I write poetry. Sometimes. Sometimes it’s even pretty good. Then there are the other times…
I tell people that there are days when I sit down to write a poem, and it’s okay. Sometimes pretty decent. There are other days when I sit down and WORK on a poem. Fight for it, syllable by syllable, line by line, dripping sweat and anger onto the page to make it happen.
And then there are days—O gods of the holy Words—then there are days when The Muse comes up and smacks you with a two-by-four and it comes out your hand like thunder and glory. Those days are what I live for. Days when it doesn’t matter where you are and what’s going on around you. Because the space in your head is like that sudden silence in the X-Wing when Obi-Wan’s spirit says “Use the Force, Luke,” and you can do no wrong.
This was one of those. It was the end of December, 2001, after the fall of the Towers. The company I worked for had people in those towers. I had been born not far from that site. I was invested in that place on a personal level as well as that of a citizen of America, and a member of the human race. It was MINE. And that hurt and anger sat in my chest and closed my throat for all those months. Everywhere I turned were stories of the Heroes. The men and women on Flight 93. Those in the Towers that helped others get out first, and never came out themselves. Steve Buscemi, who stopped being an actor and went back home to be a fireman because that’s what a hero does. The men and women and dogs of the Search and Rescue. The construction workers. Stories like that. And most of all, the first responders of New York: Firemen, Policemen, EMTs, Doctors, Nurses. All Heroes.

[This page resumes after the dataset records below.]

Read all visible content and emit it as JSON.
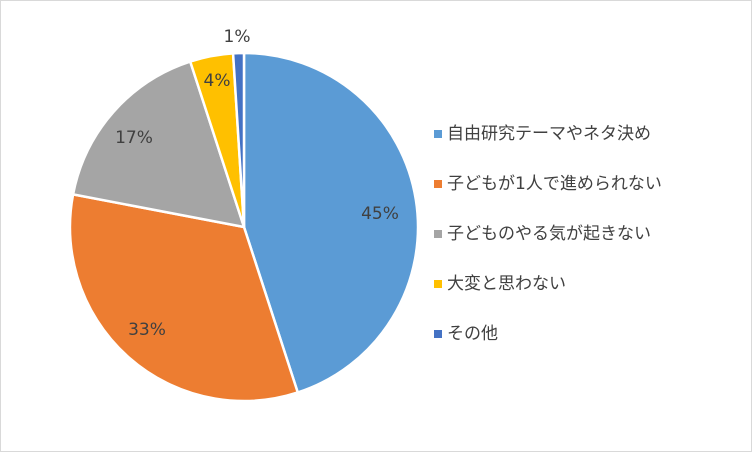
{
  "chart_data": {
    "type": "pie",
    "title": "",
    "categories": [
      "自由研究テーマやネタ決め",
      "子どもが1人で進められない",
      "子どものやる気が起きない",
      "大変と思わない",
      "その他"
    ],
    "values": [
      45,
      33,
      17,
      4,
      1
    ],
    "data_labels": [
      "45%",
      "33%",
      "17%",
      "4%",
      "1%"
    ],
    "colors": [
      "#5B9BD5",
      "#ED7D31",
      "#A5A5A5",
      "#FFC000",
      "#4472C4"
    ],
    "legend": "right",
    "grid": false
  }
}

It all sat there in my brain and in my heart, while I read Tom Clancy’s Jack Ryan books, trying to understand what was happening around me. While I read Gavin de Becker’s The Gift of Fear, trying to comprehend the aftershocks, the shivers that were still within me. Knowing I had to write it out, had to say something, had to say it in a way that MEANT something, something not trite but true, in a way I had never written before.
There I was, reading The Gift of Fear in the middle of the lunch crush at Burger King. The place was packed; the music was blaring, people were shouting to be heard in their not-so-private conversations, and on the other side of the glass was the play area with kids shrieking and bouncing off the walls and windows.

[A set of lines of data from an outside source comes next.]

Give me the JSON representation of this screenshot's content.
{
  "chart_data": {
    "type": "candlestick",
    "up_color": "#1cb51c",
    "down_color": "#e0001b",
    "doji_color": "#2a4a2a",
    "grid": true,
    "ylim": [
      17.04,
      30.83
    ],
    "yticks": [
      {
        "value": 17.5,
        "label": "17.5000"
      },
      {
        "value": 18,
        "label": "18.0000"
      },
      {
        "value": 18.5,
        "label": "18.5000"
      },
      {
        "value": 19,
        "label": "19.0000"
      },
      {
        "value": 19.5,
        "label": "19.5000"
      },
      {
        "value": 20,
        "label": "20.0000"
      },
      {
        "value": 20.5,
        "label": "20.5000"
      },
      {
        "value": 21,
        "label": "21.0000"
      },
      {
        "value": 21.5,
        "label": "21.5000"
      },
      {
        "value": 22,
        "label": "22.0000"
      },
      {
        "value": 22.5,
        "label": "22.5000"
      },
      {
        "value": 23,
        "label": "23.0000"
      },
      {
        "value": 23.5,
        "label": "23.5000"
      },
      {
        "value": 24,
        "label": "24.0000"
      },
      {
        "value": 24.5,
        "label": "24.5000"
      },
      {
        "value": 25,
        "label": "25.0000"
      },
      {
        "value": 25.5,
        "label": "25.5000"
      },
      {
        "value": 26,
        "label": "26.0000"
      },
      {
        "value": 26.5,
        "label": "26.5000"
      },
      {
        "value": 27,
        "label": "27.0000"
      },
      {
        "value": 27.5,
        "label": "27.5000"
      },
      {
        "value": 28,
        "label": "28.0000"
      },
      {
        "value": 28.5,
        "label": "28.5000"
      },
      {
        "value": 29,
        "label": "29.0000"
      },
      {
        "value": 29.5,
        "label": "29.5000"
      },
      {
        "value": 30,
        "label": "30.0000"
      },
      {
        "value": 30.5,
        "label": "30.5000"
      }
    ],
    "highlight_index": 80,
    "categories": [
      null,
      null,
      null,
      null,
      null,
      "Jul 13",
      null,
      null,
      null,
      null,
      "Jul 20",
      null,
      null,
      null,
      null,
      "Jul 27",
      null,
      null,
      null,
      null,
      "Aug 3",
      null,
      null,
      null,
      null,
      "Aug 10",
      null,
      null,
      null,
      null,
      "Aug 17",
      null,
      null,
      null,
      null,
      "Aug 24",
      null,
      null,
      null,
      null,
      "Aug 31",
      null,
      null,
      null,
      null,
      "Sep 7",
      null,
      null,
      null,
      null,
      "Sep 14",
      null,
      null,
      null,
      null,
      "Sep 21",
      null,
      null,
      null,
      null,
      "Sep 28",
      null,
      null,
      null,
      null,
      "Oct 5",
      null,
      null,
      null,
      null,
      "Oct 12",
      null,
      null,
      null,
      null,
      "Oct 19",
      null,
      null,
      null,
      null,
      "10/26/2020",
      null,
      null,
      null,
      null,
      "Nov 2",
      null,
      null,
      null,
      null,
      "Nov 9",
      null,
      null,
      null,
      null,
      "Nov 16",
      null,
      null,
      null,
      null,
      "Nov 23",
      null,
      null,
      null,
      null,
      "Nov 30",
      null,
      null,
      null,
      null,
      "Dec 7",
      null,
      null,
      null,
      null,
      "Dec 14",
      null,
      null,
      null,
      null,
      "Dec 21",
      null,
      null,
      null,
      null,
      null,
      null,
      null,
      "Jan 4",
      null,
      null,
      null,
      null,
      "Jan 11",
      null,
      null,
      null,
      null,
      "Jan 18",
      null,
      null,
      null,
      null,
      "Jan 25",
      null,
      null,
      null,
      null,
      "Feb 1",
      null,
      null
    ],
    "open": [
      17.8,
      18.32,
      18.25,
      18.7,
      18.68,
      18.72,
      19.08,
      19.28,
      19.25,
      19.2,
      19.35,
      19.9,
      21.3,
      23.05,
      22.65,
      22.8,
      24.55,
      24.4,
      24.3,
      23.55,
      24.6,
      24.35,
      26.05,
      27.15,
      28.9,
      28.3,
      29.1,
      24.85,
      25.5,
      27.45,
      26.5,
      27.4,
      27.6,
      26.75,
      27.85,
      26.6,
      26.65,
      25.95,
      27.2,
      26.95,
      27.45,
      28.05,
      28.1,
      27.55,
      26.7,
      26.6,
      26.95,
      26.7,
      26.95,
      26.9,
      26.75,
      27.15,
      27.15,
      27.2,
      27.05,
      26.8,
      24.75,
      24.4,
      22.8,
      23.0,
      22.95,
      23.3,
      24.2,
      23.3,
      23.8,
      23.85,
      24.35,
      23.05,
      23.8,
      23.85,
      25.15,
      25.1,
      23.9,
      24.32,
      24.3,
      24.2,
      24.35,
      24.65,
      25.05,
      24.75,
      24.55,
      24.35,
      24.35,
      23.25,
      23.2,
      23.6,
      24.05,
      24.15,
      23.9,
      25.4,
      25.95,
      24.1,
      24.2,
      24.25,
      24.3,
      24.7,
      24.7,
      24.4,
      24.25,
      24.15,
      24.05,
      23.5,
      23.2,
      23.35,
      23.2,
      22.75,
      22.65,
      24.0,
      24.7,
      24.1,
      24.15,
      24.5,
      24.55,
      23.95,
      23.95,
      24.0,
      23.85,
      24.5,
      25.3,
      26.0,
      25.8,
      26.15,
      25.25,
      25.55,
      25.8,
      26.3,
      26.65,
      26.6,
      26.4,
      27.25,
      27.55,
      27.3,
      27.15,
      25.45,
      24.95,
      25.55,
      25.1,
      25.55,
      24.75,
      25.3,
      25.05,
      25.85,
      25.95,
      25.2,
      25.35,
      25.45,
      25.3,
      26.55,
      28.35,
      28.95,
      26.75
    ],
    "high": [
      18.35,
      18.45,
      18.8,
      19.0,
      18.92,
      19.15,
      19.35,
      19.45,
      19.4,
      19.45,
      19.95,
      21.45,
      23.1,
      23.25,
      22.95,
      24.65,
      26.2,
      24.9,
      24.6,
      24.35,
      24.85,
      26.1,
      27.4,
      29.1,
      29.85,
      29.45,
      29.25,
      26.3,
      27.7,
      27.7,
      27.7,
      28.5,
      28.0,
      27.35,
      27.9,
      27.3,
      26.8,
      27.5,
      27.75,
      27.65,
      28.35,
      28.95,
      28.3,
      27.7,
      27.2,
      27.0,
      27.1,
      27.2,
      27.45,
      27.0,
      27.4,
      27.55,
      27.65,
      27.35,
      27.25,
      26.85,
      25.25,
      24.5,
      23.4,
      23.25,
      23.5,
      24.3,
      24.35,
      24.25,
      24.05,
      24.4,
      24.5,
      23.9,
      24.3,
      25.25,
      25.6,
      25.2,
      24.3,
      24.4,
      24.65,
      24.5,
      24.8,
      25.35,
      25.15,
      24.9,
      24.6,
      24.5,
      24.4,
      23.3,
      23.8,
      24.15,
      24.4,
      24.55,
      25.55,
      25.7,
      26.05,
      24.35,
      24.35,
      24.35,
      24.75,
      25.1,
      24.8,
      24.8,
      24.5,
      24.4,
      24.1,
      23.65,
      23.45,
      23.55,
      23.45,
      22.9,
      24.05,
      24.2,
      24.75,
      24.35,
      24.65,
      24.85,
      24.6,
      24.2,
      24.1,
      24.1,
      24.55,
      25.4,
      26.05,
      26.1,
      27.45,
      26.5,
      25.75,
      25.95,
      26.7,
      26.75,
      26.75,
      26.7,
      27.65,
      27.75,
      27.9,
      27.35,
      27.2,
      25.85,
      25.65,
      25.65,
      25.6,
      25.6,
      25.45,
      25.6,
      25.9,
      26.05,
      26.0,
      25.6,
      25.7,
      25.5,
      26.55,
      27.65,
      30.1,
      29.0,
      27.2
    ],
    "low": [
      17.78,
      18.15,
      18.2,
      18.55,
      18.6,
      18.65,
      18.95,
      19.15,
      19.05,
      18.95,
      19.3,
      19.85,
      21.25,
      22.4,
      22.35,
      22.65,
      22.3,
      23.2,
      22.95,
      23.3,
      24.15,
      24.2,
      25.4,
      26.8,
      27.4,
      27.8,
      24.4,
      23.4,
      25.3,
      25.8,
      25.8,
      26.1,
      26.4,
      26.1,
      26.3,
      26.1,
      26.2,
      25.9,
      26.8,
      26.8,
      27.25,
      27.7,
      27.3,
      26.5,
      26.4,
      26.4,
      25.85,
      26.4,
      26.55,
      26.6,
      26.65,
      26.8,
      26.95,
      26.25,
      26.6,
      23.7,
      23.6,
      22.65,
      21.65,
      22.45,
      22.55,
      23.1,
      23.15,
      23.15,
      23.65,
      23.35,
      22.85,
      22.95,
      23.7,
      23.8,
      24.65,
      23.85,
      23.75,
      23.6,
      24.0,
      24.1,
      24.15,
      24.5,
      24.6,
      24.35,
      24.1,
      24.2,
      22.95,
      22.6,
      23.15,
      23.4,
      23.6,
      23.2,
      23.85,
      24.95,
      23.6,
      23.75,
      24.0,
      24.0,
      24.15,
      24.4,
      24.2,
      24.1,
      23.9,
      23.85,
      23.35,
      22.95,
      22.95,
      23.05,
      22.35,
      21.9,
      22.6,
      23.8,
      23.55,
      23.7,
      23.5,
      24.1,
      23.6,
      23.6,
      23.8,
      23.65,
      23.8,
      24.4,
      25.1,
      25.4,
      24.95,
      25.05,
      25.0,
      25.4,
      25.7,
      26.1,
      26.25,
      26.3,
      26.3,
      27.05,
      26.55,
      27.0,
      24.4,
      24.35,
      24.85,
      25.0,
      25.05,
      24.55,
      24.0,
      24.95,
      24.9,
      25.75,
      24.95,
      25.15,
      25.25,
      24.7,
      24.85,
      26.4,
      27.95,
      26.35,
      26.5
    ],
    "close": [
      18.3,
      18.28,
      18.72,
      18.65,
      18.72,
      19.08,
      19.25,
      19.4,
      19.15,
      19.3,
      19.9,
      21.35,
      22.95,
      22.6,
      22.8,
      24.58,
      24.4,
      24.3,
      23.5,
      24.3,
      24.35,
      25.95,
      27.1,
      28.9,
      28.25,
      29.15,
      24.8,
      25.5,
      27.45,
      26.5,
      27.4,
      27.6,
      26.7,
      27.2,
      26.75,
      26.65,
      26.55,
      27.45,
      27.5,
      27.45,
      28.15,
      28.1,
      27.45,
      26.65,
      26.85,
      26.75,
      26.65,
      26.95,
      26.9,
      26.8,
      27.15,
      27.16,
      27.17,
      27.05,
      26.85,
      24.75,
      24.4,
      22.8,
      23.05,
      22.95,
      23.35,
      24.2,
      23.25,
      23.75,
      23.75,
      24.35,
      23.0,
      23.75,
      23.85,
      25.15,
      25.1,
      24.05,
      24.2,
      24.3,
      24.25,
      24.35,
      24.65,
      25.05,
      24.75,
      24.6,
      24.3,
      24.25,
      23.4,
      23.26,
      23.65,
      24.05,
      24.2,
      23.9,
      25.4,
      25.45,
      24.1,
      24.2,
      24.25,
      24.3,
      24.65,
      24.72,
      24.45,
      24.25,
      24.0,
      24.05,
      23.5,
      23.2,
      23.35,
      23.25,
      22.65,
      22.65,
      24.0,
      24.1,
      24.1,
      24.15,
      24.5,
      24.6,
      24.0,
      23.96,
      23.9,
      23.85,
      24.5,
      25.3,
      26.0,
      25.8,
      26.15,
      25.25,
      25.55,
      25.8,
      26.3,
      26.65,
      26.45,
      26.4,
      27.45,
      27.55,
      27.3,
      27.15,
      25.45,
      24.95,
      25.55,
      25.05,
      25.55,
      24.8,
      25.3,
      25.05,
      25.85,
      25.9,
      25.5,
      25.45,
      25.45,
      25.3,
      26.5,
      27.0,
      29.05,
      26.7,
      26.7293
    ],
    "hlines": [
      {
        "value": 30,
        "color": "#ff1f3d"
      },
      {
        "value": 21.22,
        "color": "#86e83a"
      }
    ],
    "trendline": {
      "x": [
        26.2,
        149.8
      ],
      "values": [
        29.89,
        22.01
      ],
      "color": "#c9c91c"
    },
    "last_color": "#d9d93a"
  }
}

And The Muse came. And none of that chaos could stop me. The words flowed out of my pen like blood and fire and gold, from start to finish, with never a stop. It was all there, all that I needed to say about them, and not one word was wrong. Except… I sat there and looked at it, and there was one line that didn’t scan, that bothered my sense of symmetry. I tried to fix it, and The Muse smacked me down and said, “Leave that alone! That’s exactly the way it needs to be!” And she was right (of course she was right!), because when the music came later—again, all in a rush—that line flowed as smoothly as all the rest, and that was the line that broke my friend’s heart and made him cry when I sang it for the first time, because I had gotten it right.
I sing this song twice a year at my organization’s events on Memorial Day and Veterans Day. And when they stand and clap and scream for me, I tell them NO. I make them sit again, and I ask if there are any Police officers in the room, or their families, or their support staff. And I ask them to stand. And then I ask if there are Military personnel, Firefighters, Doctors, Nurses, EMTs; if their families are there, or their support staff. And I ask them to stand. And I tell the people to look around at those who are standing. I only wrote the words, I tell them. I only sing them. These are the people I wrote about. These are the people I wrote them for. These are the Heroes.
This is for the Heroes. Because this was all I had to give them.
The Watchmen
Every day they wake up
Every day they stand up
Knowing this may be the day
The last day they do –
They are the ones who stand between
Death and the Innocent.
Every day they put on the uniform
Every day they polish the shield
Every day they don the armor
Pick up the weapons, take the field,
Carry the banner
Of the Watchmen.
Every day they greet their friends,
Salute the warrior in each others’ eyes,
Every day prepare to fight the foe,
Prepare to hold the line –
To be the ones who stand between
Death and the Innocent.
Every day they put on the uniform
Every day they polish the shield
Every day they don the armor
Pick up the weapons, take the field,
Carry the banner
Of the Watchmen.
Every day they dance with death
Every day they smile and joke
While Death looks on, awaits their turn
Win or lose against a worthy foe –
Being the ones who stand between
Death and the Innocent.
Every day they put on the uniform
Every day they polish the shield
Every day they don the armor
Pick up the weapons, take the field,
Carry the banner
Of the Watchmen
Carry the banner
Of the Watchmen
Honor the banner
Of the Watchmen.
12/29/01 @ Varina Suellen Plonski
Dedicated to those in service to mankind – the U.S. Military, Police, Firefighters, EMTs and Medical personnel, their families, and all their support services, for being the line drawn in the sand.